À partir des différentes couches de données, les chercheurs tenteront de prédire les comportements des populations futures.
Photo: Lorraine Boogich Getty Images À partir des différentes couches de données, les chercheurs tenteront de prédire les comportements des populations futures.

Un système léger sur rail (SLR) sur le nouveau point Champlain, le prolongement des lignes de métro bleue, jaune et orange, un tramway jusqu’à l’aéroport Pierre-Elliott-Trudeau, un service rapide par bus sur les grandes artères de la ville, mais aussi des pistes cyclables, l’accroissement du parc de véhicules électriques et des prolongements d’autoroutes… Les nombreux projets de développement de transport qui sont sur les planches à dessin ont-ils le potentiel de rendre la ville meilleure pour la santé ?

C’est la question à laquelle tenteront de répondre des experts qui mèneront un exercice de modélisation sur le Montréal du futur.

« Ce que je me demande, c’est si on va vraiment changer les choses avec ce qu’on planifie. A-t-on vraiment réfléchi à la ville de demain ? Est-ce que les décideurs ont en tête les gains de santé ? »

La chercheuse Audrey Smargiassi réfléchit tout haut aux impacts du projet de recherche d’envergure dont elle entretient Le Devoir depuis une heure.
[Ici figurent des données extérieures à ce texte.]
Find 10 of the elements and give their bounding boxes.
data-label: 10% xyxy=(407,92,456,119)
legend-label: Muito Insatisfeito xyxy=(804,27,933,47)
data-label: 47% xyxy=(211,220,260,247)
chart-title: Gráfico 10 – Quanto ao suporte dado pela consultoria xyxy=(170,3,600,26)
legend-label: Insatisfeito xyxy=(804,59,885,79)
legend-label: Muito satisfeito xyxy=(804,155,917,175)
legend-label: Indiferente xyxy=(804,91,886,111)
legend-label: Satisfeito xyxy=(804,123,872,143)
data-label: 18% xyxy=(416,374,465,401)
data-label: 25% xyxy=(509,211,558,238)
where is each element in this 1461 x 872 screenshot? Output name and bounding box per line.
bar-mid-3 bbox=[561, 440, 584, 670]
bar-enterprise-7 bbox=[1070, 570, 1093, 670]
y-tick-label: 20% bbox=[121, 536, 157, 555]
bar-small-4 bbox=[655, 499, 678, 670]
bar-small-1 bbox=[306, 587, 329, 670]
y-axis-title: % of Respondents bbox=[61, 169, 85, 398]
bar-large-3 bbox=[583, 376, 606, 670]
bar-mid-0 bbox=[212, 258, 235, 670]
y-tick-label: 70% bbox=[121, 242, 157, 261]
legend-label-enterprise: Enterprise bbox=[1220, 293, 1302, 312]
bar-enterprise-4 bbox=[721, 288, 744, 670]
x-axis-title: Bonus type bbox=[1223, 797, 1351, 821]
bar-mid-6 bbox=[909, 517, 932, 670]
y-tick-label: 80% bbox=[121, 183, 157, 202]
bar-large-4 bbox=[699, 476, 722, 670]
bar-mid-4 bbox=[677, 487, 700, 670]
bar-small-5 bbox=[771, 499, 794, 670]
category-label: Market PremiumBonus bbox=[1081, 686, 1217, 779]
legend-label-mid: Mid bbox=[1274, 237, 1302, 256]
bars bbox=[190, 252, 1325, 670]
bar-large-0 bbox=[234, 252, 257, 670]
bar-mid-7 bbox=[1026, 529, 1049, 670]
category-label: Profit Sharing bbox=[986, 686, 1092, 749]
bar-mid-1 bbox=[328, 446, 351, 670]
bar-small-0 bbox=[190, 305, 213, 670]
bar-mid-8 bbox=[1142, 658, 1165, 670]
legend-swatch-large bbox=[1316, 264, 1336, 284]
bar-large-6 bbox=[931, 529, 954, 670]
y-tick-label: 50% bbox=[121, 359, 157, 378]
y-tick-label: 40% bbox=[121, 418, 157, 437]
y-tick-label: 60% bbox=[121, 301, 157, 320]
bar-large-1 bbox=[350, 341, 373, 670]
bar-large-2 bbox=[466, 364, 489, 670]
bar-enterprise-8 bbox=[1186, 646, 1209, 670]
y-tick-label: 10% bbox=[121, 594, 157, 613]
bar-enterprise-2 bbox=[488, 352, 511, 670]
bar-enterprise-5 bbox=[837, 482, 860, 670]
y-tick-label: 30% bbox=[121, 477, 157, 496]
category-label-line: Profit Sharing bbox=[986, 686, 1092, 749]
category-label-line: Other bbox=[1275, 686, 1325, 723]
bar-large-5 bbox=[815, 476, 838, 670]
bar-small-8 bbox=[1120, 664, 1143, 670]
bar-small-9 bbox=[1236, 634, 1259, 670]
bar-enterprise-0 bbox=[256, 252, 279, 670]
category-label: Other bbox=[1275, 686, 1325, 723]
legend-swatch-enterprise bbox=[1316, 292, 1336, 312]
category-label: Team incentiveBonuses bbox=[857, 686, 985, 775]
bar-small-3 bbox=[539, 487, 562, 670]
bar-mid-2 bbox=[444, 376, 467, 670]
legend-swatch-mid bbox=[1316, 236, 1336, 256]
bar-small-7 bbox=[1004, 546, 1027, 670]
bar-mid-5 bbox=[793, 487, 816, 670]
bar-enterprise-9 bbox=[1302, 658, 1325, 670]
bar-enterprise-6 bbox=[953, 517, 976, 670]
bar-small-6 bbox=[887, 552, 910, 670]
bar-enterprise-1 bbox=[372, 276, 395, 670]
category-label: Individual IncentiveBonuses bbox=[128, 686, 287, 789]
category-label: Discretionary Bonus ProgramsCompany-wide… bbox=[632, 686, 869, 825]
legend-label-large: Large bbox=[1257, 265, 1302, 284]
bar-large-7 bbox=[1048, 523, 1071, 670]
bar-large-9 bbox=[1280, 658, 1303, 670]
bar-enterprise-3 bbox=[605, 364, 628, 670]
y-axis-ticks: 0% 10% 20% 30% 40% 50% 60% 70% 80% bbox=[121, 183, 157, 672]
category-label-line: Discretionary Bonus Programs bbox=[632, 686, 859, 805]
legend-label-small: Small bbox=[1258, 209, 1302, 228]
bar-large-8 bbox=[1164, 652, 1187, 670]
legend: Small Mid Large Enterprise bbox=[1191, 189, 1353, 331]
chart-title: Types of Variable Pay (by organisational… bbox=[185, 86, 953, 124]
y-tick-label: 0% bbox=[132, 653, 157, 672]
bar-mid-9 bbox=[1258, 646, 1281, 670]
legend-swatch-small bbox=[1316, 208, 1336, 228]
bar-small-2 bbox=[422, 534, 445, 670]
Elle et son collègue Patrick Morency, tous les deux professeurs à l’École de santé publique de l’Université de Montréal, sont arrivés à vélo à notre point de rendez-vous dans le Quartier des spectacles. Les chantiers sont nombreux ici. Les tours poussent, et des milliers de personnes sont appelées à venir habituer le quartier ou à y travailler dans les années futures.

« Il y a des projets de transport et d’aménagement de milliards de dollars qui nous lèguent une forme de ville. Ce qui importe, ce ne sont pas les petits chantiers, ce sont les gros projets qui structurent la ville, avec la place qu’on laisse ou non pour l’automobile », explique Patrick Morency.

Photo: Jacques Nadeau Le Devoir La chercheuse Audrey Smargiassi et son collègue Patrick Morency, tous les deux professeurs à l’École de santé publique de l’Université de Montréal, sont arrivés à vélo au point de rendez-vous donné par «Le Devoir», dans le Quartier des spectacles.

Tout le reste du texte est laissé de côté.